The 1870 Hall is two stories high and has a gracefully curved Mansard roof. The boarded walls terminate in wooden quoins at each corner. Interrupted only by a tower, a wide cornice with closely spaced and delicately detailed brackets encircles the Hall. Although the impression given is that of a nearly square building, the side facades are two bays wide and the main facade is five, with a three-bay pavilion centered on it. The middle bay of this pavilion projects slightly to form a two-story entrance tower which rises through the roof of the building. The tower walls are topped by a bracketed cornice identical to that below the main roof. The uppermost member of this cornice extends to form part of the curb between the two slopes of the main roof. The straight sides of the tower's roof taper and culminate in a simple cornice. Above this rises the crown of the tower, a lacy, ornamental iron balustrade.

The imposing main entrance in the tower is topped by a broken round-headed pediment which is supported on each side of the door by a single elongated pilaster with ornamented capital. Beneath the pediment, the elaborately decorated entablature is broken by a semi-circular light over the door.

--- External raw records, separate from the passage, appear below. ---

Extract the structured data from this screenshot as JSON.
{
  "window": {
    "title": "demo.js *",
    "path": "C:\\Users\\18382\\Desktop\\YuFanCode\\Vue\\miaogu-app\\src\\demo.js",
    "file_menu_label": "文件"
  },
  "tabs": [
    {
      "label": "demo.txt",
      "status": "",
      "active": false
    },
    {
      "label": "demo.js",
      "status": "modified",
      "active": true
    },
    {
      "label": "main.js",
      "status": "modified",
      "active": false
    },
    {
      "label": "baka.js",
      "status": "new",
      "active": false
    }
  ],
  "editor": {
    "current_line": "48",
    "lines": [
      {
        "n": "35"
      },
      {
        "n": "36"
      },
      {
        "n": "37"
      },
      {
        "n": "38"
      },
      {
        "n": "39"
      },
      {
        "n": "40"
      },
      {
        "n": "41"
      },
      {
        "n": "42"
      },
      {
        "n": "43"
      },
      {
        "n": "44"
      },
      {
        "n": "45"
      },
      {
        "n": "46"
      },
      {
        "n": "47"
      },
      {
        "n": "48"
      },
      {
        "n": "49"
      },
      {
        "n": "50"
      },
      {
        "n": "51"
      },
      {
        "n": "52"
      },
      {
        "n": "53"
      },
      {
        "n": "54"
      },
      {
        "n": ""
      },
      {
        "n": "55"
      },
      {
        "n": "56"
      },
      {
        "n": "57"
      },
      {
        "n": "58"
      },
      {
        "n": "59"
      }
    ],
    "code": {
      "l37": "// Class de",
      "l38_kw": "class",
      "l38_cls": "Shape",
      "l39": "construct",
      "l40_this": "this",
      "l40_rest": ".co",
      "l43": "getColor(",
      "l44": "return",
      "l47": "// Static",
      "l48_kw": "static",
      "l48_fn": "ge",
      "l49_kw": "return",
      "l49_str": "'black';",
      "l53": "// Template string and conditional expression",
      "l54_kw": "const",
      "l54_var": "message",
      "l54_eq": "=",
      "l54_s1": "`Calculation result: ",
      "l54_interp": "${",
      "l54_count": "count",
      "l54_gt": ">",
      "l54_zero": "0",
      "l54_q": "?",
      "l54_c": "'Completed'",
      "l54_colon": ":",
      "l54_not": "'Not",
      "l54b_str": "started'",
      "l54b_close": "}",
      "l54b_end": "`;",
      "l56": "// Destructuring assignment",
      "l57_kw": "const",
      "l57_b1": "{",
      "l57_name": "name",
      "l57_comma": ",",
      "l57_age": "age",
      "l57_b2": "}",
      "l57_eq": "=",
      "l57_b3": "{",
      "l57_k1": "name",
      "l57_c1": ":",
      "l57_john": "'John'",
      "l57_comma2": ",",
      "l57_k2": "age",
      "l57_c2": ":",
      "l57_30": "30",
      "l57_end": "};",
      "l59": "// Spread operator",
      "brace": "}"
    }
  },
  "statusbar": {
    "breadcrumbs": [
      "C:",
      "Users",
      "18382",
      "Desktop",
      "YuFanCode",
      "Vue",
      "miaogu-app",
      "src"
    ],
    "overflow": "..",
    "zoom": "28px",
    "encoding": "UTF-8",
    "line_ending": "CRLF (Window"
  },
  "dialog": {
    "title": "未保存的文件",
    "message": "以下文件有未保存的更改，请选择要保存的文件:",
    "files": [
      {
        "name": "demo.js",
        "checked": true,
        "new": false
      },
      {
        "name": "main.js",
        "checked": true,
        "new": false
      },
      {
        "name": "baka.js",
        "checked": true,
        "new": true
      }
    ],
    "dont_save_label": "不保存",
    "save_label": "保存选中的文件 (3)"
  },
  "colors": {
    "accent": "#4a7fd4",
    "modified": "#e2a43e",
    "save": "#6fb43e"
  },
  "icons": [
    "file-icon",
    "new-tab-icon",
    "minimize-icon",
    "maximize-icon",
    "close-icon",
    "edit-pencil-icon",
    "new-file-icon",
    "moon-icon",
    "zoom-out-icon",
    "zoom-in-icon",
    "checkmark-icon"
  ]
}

The shape of this light echoes the curves of the round-headed dormer windows. Above the entrance, an elongated triple window, with round heads and outlined by slender and delicate moldings, rests on a thin sill which runs around the projecting tower as a narrow course. An oval, louvered opening with Baroque surrounds is set in the tower roof just above the cornice.

The rest of the openings are symmetrically placed on the wall surfaces of the building. On the first story, the sharp, straight lines and simple flat heads of the tall rectangular windows reflect the formality of the Italian Renaissance and contrast with the dormer windows which break through the main cornice. This interruption of the cornice, and the robust curved and scrolled decoration around the window openings, produce an undulating movement and an interplay of light and shade. These features and the effects they produce create the characteristic exuberance of the Victorian period.

The building as a whole is severely symmetrical, and the masses are clearly articulated by the flat planes produced by the horizontal board siding and the quoins that define the corners. The characteristic features of the Second Empire (Mansard) style are not fully developed here. The three-dimensional effect is reflected by the series of projecting masses on the main facade, while the decorative elements of the style are displayed only in the tower and roof.